Investigating How MongoDB's "Majority" Write Concern Works

17 December 2012

Introduction

I've recently been studying an online MongoDB course from 10gen, the developers of MongoDB. MongoDB is a NoSQL database which offers a ton of features, including replica sets with automatic failover.

This isn't a beginner's HOWTO on MongoDB; for that, head over to mongodb.org and hit the "Try It Out" button. Instead, the article is to address a question asked on the 10gen course forums, posed by @Kajten entitled w = 'majority'...

In documentation we have - This ensures that write operation will never be subject to a rollback in the course of normal operation.

If happens some kind network error or server down - this flag 100% guaranteed that rollback not will be or if data dont write maybe rollback ?

For a little bit of background, one server in a MongoDB replica set is classed as the primary, and all writes must go to this. The primary then uses aynchronous replication to send the writes to the secondary servers in a set. We can set what is known as write concern to ensure that our writes are received by a minimum number of servers, throwing an error if that doesn't occur.

The MongoDB documentation makes a claim that if we set the write concern (w) to "majority", then even after network issues or servers going down, then the write will be persisted through the problems, and is guaranteed not to be rolled back.

When do Rollbacks Normally Occur

A rollback would occur if we had a server which comes back online after an outage, and it contains data which the rest of the replica set are not aware of. Because there could be many other write operations carried out on the replica set while the server has been offline, it can't simply apply the write operations to the other servers, and so the write is rolled back.

The rolled back write is not lost completely ... it's recorded in a rollback log on the server, but the complexity of re-applying such "lost" writes is so great, that it's generally not done.

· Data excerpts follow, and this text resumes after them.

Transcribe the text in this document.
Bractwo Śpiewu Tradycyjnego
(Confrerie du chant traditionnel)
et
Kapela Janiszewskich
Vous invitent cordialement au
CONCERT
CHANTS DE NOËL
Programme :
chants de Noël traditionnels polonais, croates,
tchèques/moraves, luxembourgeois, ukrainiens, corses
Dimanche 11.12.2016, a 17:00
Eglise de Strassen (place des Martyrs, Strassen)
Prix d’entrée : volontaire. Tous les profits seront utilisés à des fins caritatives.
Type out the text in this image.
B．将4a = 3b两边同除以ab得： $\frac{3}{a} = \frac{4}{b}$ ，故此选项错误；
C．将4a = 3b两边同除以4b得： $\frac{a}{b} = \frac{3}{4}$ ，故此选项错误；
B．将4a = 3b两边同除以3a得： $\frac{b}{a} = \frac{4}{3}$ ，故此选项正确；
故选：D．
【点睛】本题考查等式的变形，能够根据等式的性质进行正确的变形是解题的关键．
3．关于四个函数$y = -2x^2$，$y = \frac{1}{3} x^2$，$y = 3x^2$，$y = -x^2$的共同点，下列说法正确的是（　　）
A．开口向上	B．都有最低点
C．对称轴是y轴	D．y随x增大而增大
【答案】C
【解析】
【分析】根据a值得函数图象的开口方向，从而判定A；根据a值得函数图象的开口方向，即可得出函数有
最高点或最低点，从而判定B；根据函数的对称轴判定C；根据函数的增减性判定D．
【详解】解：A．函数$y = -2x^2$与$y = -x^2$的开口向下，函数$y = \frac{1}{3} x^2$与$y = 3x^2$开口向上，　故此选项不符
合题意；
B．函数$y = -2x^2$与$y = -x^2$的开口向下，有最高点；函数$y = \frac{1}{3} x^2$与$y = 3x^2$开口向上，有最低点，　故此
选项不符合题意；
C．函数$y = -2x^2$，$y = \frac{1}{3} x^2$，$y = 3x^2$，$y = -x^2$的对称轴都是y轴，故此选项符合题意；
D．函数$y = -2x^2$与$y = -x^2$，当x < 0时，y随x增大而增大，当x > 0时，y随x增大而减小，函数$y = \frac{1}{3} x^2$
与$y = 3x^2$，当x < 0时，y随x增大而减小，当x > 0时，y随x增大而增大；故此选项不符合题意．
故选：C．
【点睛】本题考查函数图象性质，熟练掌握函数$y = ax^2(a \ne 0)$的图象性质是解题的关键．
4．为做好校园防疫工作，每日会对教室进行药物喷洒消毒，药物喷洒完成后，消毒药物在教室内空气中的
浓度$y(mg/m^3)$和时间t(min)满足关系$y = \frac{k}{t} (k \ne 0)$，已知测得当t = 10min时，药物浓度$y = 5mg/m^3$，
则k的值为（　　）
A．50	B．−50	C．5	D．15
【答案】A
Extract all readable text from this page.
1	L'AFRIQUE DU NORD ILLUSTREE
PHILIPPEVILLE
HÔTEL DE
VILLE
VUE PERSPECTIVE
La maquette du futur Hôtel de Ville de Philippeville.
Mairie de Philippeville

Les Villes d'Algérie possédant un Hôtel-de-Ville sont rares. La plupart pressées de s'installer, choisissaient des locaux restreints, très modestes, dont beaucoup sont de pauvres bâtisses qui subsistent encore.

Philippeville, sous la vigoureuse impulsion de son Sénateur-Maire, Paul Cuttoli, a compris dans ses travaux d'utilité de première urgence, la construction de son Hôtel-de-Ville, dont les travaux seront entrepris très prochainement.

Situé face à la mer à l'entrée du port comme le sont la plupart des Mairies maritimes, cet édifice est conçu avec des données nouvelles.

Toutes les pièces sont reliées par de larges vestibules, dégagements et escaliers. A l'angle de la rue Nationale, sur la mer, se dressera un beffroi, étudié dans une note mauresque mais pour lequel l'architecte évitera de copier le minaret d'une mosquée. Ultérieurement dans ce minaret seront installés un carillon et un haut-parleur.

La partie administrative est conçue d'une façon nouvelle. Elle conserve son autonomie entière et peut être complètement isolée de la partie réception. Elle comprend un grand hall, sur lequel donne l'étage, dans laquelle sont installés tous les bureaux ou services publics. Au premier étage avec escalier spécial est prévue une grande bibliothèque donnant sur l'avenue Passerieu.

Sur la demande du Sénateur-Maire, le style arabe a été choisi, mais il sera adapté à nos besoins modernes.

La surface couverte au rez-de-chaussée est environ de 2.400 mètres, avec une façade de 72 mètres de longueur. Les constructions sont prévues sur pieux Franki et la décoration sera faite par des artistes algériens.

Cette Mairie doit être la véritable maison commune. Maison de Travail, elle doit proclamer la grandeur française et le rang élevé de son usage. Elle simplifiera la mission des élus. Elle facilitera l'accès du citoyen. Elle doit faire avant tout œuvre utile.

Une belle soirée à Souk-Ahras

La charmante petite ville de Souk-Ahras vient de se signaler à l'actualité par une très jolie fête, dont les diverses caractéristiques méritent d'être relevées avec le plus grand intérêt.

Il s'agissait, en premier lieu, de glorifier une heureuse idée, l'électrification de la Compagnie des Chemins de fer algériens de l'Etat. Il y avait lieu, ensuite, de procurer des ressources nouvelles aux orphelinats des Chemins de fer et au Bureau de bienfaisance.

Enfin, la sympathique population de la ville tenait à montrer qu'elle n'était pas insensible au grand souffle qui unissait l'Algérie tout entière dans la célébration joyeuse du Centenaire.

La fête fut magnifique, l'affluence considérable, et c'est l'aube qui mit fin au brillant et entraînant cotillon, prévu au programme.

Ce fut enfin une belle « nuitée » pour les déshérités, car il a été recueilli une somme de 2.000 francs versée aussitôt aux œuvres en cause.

Instead, for writes of importance, it's typical to perform the writes with write concern of 'majority' in order that we know that it won't be subject to rollback.

Simple Case

In simple terms, it's quite easy to see why this would be the case. If we know for certain that the write was received by the majority of servers (the write concern "majority" proves that this happened) and then the primary fails, the remaining servers will "elect" a new primary server to take over. However, they can only carry out such an election if the majority of servers are up and communicating with each other. So, when a new primary is elected, we know that the majority of servers received the write, and that the majority of servers are up. Simple maths ensures that we know that at least one of the servers still up received the write. MongoDB (under normal circumstances) will choose a new primary which has the latest version of the data, hence a server which has received the write. Put simply, the write will be persisted as the new primary has it.

A More Complex Example

I then started to think of some edge cases where the normal circumstances wouldn't be met. It's possible to configure a MongoDB server such that it can never be elected as a primary. I then envisaged a setup where I didn't quite know how the new primary would end up with the write. Consider a replica set with three nodes, as follows:

Server A - PRIMARY
Server B - SECONDARY
Server C - SECONDARY (can not become primary)

So, let's consider the following steps.

Server B goes down.
Data is written to the primary server with write conern 'majority'.
The fact that this write succeeds means we know it was received by server C, but not B (as B is down).
Server A goes down.
No election takes place, as we don't have the majority of servers up.
Server B comes back up.
This triggers an election (we now have the majority of servers up) and server B is elected primary (C is configured so it cannot become primary).
The new primary server does not have the write when it is elected.
Server A (the old primary) comes back up. Is the write which A and C are aware of rolled back at any point?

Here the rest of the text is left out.